Oct 06, 2009 by Dave Condit | 0 Comments
My wife has always thought I needed to slow down and that it would happen one way or another. Last week her prophecy came true. I suffered an injury on one of our outdoor adventures, and now I’m going slow…real slow.
Steph and I usually head to the mountains for our anniversary. This year is 19 years of marriage, and we thought maybe a few nights in Salida with a couple days riding our motorcycles would be fun. We dropped the kids off with my parents, loaded up the dirt bikes and headed to a small house we rented. The location was perfect, and the weather couldn’t be better. It had snowed a few days prior, but the forecast was for low 70’s with no clouds…a perfect
The aspen leaves were turning, and this was the height of the fall colors. People come from all over to see the views, and we felt blessed to have such access to this amazing place. As we headed to the trailhead on our first morning we were all smiles.
We had never been on this trail before, and the start promised some tough riding ahead. This was a remote single rack motorcycle trail that would take us through varied alpine terrain. After some initial switchbacks, we crested a hill and then followed a stream. The trail was rugged but fun and passable. We stopped several times to look at vistas, beaver dams and waterfalls.
After about an hour of riding, we came to a small stream crossing. These were common, and I did not anticipate any difficulty. However, as soon as I entered the water there was trouble. My front tire struck a submerged log, and I was thrown from my bike. I fell awkwardly onto my left leg and felt a snap. Having suffered a traumatic and severe tear to my hamstrings in the past, I knew it was trouble. As soon as Steph came up to me I told her the prognosis—I had snapped my hamstrings.

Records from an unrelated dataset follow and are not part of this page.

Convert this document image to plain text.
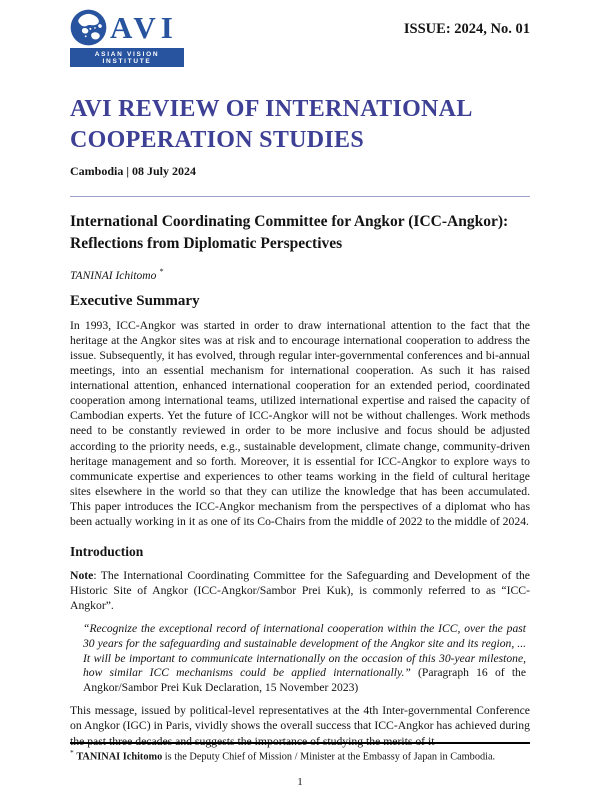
AVI
ASIAN VISION INSTITUTE
ISSUE: 2024, No. 01
AVI REVIEW OF INTERNATIONAL
COOPERATION STUDIES
Cambodia | 08 July 2024
International Coordinating Committee for Angkor (ICC-Angkor):
Reflections from Diplomatic Perspectives
TANINAI Ichitomo *
Executive Summary

In 1993, ICC-Angkor was started in order to draw international attention to the fact that the heritage at the Angkor sites was at risk and to encourage international cooperation to address the issue. Subsequently, it has evolved, through regular inter-governmental conferences and bi-annual meetings, into an essential mechanism for international cooperation. As such it has raised international attention, enhanced international cooperation for an extended period, coordinated cooperation among international teams, utilized international expertise and raised the capacity of Cambodian experts. Yet the future of ICC-Angkor will not be without challenges. Work methods need to be constantly reviewed in order to be more inclusive and focus should be adjusted according to the priority needs, e.g., sustainable development, climate change, community-driven heritage management and so forth. Moreover, it is essential for ICC-Angkor to explore ways to communicate expertise and experiences to other teams working in the field of cultural heritage sites elsewhere in the world so that they can utilize the knowledge that has been accumulated. This paper introduces the ICC-Angkor mechanism from the perspectives of a diplomat who has been actually working in it as one of its Co-Chairs from the middle of 2022 to the middle of 2024.

Introduction

Note: The International Coordinating Committee for the Safeguarding and Development of the Historic Site of Angkor (ICC-Angkor/Sambor Prei Kuk), is commonly referred to as “ICC-Angkor”.

“Recognize the exceptional record of international cooperation within the ICC, over the past 30 years for the safeguarding and sustainable development of the Angkor site and its region, ... It will be important to communicate internationally on the occasion of this 30-year milestone, how similar ICC mechanisms could be applied internationally.” (Paragraph 16 of the Angkor/Sambor Prei Kuk Declaration, 15 November 2023)

This message, issued by political-level representatives at the 4th Inter-governmental Conference on Angkor (IGC) in Paris, vividly shows the overall success that ICC-Angkor has achieved during the past three decades and suggests the importance of studying the merits of it

* TANINAI Ichitomo is the Deputy Chief of Mission / Minister at the Embassy of Japan in Cambodia.

1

The pain was pretty severe, we were alone in the back country, and we were an hour ride to the trail head over rough terrain. Steph dragged me out of the creek, picked up my bike (also in the creek), moved the bikes to the other side of the water (she crossed the creek with each bike with no problems…kind of humbling.) Although we had a cell phone, there was no coverage. We would have to get out of this ourselves. We carry an emergency kit and got it out. From the kit I took some pain medication that we carry just in case, and I took some. Steph also found that if she wrapped my leg tightly with one of our spare shirts the pain would subside a little. After a few minutes, we heard some bikes coming up behind us.
Steph flagged down the riders who happened to be another couple out riding for their anniversary. They pointed out that just another mile up the trail was an escape route via a 4wd road. We decided the only way out was for me to try to ride out. The other couple would follow us to make sure we made it. Steph assisted me onto my bike where we found that I could manage to ride if I stood up on my right peg. So, after a quick trial we started out.
The mile long ride felt like it lasted forever. The pain was so bad I thought I may not be able to stay conscious. The trail difficulty did not relent, but we finally made it to the road. Once on the road, we were able to find our way via forest roads back to our truck.
After some medical attention over the next few days to include an MRI, the doc told us that I had torn two of my hamstring tendons. The appearance of massive bruising revealed an additional torn muscle. There’s no surgery scheduled at this time, but the recovery will be months…months of sitting around…months of no climbing, hiking, hunting, snowboarding…you get the idea. This is tough for me.
Although I’m not going to go so far as to say God is trying to slow me down by hurting me, there may be some truth to my wife’s thought. I certainly tend to run at a quick pace. Perhaps it’s time I eased up for a while to see how the world looks at a slower speed. I spent the last week at home, missing school and work, and hanging out with my wife and kids. Although physically painful, it was an emotionally relaxing week. I tend to focus on how God can use my strengths, but sometimes I think He can even use my weakness.